Still, the culture of the gay bathhouse was irreparably altered post-AIDS epidemic, even after the link between unprotected sex and HIV became clear. The free-love orgiastic spirit of their glory days had vanished, of course, but so had the bathhouse's role as a gay community hub, as many either closed or scaled back their amenities and events in the face of declining business.
"A lot of people would never dream of going back to a bathhouse, and especially the younger people," Ehemann said. "The notion of going to the bathhouse and staying there for several days or going up to party on the dance floor, that all changed."
Bathhouses in the time of COVID-19
Post-AIDS, many gay bathhouses that remained open transitioned to a stripped-down, utilitarian model that Ehemann called "lockers and rooms." That is sex clubs with minimal facilities.
Whether it was the long shadow of AIDS, a changing LGBTQIA+ culture or the broader decline of brick-and-mortar establishments, the institution of the gay bathhouse never returned to its former glory. It wasn't just the baths, either—other physical gathering spots for the gay community have also experienced a steady drop in clientele, with one study from the Socius journal showing the average gay bar attendance has trended downward since the late '80s.

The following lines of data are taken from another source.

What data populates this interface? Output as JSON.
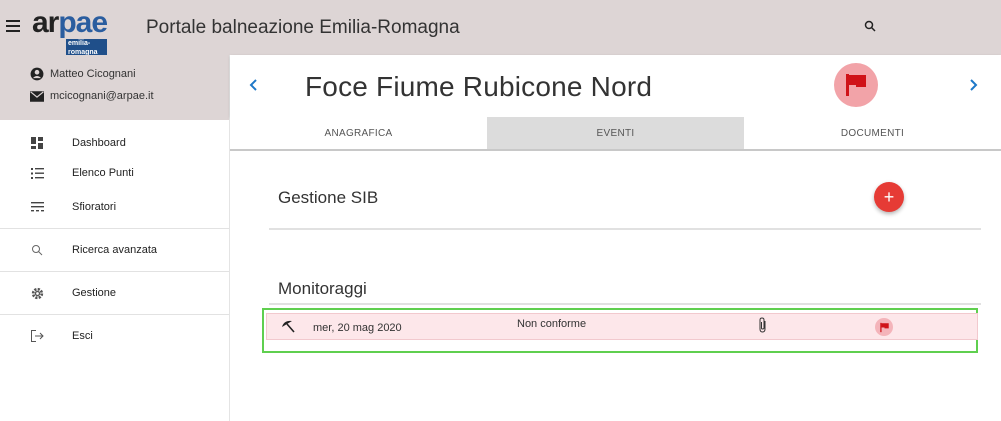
{
  "app": {
    "logo_text_1": "ar",
    "logo_text_2": "pae",
    "logo_sub": "emilia-romagna",
    "title": "Portale balneazione Emilia-Romagna"
  },
  "user": {
    "name": "Matteo Cicognani",
    "email": "mcicognani@arpae.it"
  },
  "sidebar": {
    "items": [
      {
        "label": "Dashboard",
        "icon": "dashboard-icon"
      },
      {
        "label": "Elenco Punti",
        "icon": "list-icon"
      },
      {
        "label": "Sfioratori",
        "icon": "overflow-icon"
      },
      {
        "label": "Ricerca avanzata",
        "icon": "search-icon"
      },
      {
        "label": "Gestione",
        "icon": "gear-icon"
      },
      {
        "label": "Esci",
        "icon": "logout-icon"
      }
    ]
  },
  "station": {
    "name": "Foce Fiume Rubicone Nord",
    "status_icon": "red-flag-icon"
  },
  "tabs": [
    {
      "label": "ANAGRAFICA",
      "active": false
    },
    {
      "label": "EVENTI",
      "active": true
    },
    {
      "label": "DOCUMENTI",
      "active": false
    }
  ],
  "sections": {
    "sib_title": "Gestione SIB",
    "add_label": "+",
    "monitoring_title": "Monitoraggi"
  },
  "monitoring": [
    {
      "date": "mer, 20 mag 2020",
      "result": "Non conforme",
      "attachment": true,
      "flag": "red"
    }
  ],
  "colors": {
    "topbar": "#ddd5d5",
    "accent_red": "#e63b35",
    "row_bg": "#fde7ea",
    "highlight": "#5fcf4f"
  }
}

In 2020, yet another pandemic struck a blow to the already struggling bathhouse business. During the early stages of COVID-19, cities around the world ordered the closure of nonessential businesses, and many historic gay bathhouses that valiantly kept going after AIDS didn't survive the new lockdown.

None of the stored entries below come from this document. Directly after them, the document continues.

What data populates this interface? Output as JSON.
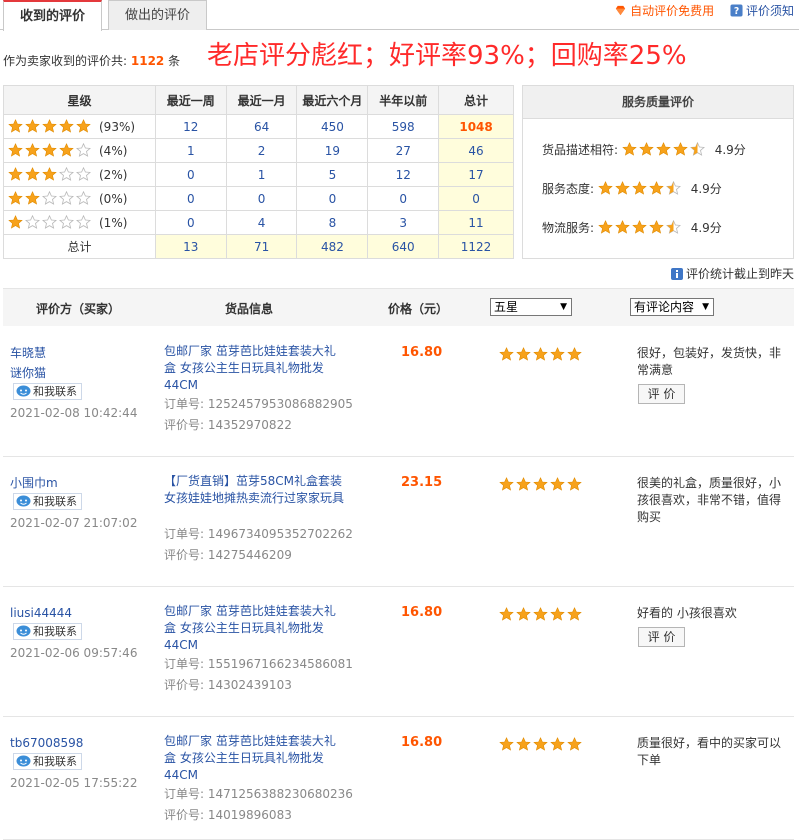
{
  "tabs": {
    "received": "收到的评价",
    "given": "做出的评价"
  },
  "toplinks": {
    "auto_free": "自动评价免费用",
    "help": "评价须知"
  },
  "summary": {
    "prefix": "作为卖家收到的评价共:",
    "count": "1122",
    "suffix": "条"
  },
  "banner": "老店评分彪红；好评率93%；回购率25%",
  "rate_table": {
    "headers": [
      "星级",
      "最近一周",
      "最近一月",
      "最近六个月",
      "半年以前",
      "总计"
    ],
    "rows": [
      {
        "stars": 5,
        "pct": "(93%)",
        "week": "12",
        "month": "64",
        "six": "450",
        "before": "598",
        "total": "1048"
      },
      {
        "stars": 4,
        "pct": "(4%)",
        "week": "1",
        "month": "2",
        "six": "19",
        "before": "27",
        "total": "46"
      },
      {
        "stars": 3,
        "pct": "(2%)",
        "week": "0",
        "month": "1",
        "six": "5",
        "before": "12",
        "total": "17"
      },
      {
        "stars": 2,
        "pct": "(0%)",
        "week": "0",
        "month": "0",
        "six": "0",
        "before": "0",
        "total": "0"
      },
      {
        "stars": 1,
        "pct": "(1%)",
        "week": "0",
        "month": "4",
        "six": "8",
        "before": "3",
        "total": "11"
      }
    ],
    "total_row": {
      "label": "总计",
      "week": "13",
      "month": "71",
      "six": "482",
      "before": "640",
      "total": "1122"
    }
  },
  "service": {
    "title": "服务质量评价",
    "items": [
      {
        "label": "货品描述相符:",
        "rating": 4.5,
        "score": "4.9分"
      },
      {
        "label": "服务态度:",
        "rating": 4.5,
        "score": "4.9分"
      },
      {
        "label": "物流服务:",
        "rating": 4.5,
        "score": "4.9分"
      }
    ]
  },
  "update_note": "评价统计截止到昨天",
  "list_header": {
    "buyer": "评价方（买家）",
    "goods": "货品信息",
    "price": "价格（元）",
    "star_filter": "五星",
    "content_filter": "有评论内容"
  },
  "reviews": [
    {
      "buyer": [
        "车晓慧",
        "谜你猫"
      ],
      "contact": "和我联系",
      "date": "2021-02-08 10:42:44",
      "goods": "包邮厂家 茁芽芭比娃娃套装大礼盒 女孩公主生日玩具礼物批发44CM",
      "order_label": "订单号:",
      "order": "1252457953086882905",
      "review_label": "评价号:",
      "review": "14352970822",
      "price": "16.80",
      "rating": 5,
      "comment": "很好，包装好，发货快，非常满意",
      "button": "评 价"
    },
    {
      "buyer": [
        "小围巾m"
      ],
      "contact": "和我联系",
      "date": "2021-02-07 21:07:02",
      "goods": "【厂货直销】茁芽58CM礼盒套装女孩娃娃地摊热卖流行过家家玩具",
      "order_label": "订单号:",
      "order": "1496734095352702262",
      "review_label": "评价号:",
      "review": "14275446209",
      "price": "23.15",
      "rating": 5,
      "comment": "很美的礼盒，质量很好，小孩很喜欢，非常不错，值得购买",
      "button": ""
    },
    {
      "buyer": [
        "liusi44444"
      ],
      "contact": "和我联系",
      "date": "2021-02-06 09:57:46",
      "goods": "包邮厂家 茁芽芭比娃娃套装大礼盒 女孩公主生日玩具礼物批发44CM",
      "order_label": "订单号:",
      "order": "1551967166234586081",
      "review_label": "评价号:",
      "review": "14302439103",
      "price": "16.80",
      "rating": 5,
      "comment": "好看的 小孩很喜欢",
      "button": "评 价"
    },
    {
      "buyer": [
        "tb67008598"
      ],
      "contact": "和我联系",
      "date": "2021-02-05 17:55:22",
      "goods": "包邮厂家 茁芽芭比娃娃套装大礼盒 女孩公主生日玩具礼物批发44CM",
      "order_label": "订单号:",
      "order": "1471256388230680236",
      "review_label": "评价号:",
      "review": "14019896083",
      "price": "16.80",
      "rating": 5,
      "comment": "质量很好，看中的买家可以下单",
      "button": ""
    }
  ],
  "colors": {
    "accent": "#ff5500",
    "link": "#2953a4",
    "star": "#f7a21b",
    "banner": "#ff2a2a"
  }
}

Man's Country shut its doors in 2015, though Ehemann thought "the business would have been killed by COVID-19 had they stayed open." For its last hurrah, Man's Country threw a series of multi-day parties that drew in a younger crowd of LGBTQIA+ people. Uninitiated with bathhouses and entranced by the experience, many begged Ehemann not to close. For that brief moment, he said, "it felt like the pre-AIDS days."
But this doesn't mean all gay bathhouses have closed their doors.
Where are legal bathhouses?
Steamworks, a chain of gay men's bathhouses still operate (with vast popularity) in Chicago, Toronto, Vancouver, Berkeley and Seattle.
Now that the country is slowly emerging from the isolation of its most recent pandemic, Ehemann hopes for a comeback to the social model of the bathhouse, and "not just lockers and rooms but a place that, like its 20th-century heyday, offers a safe and joyful multipurpose space for pleasure, intimacy and social connection."
"Could bathhouses have a resurgence?" he asked himself. "I think so. I think we're primed for it. I think that the younger crowd, particularly, is thinking they missed something and would like to see it come back."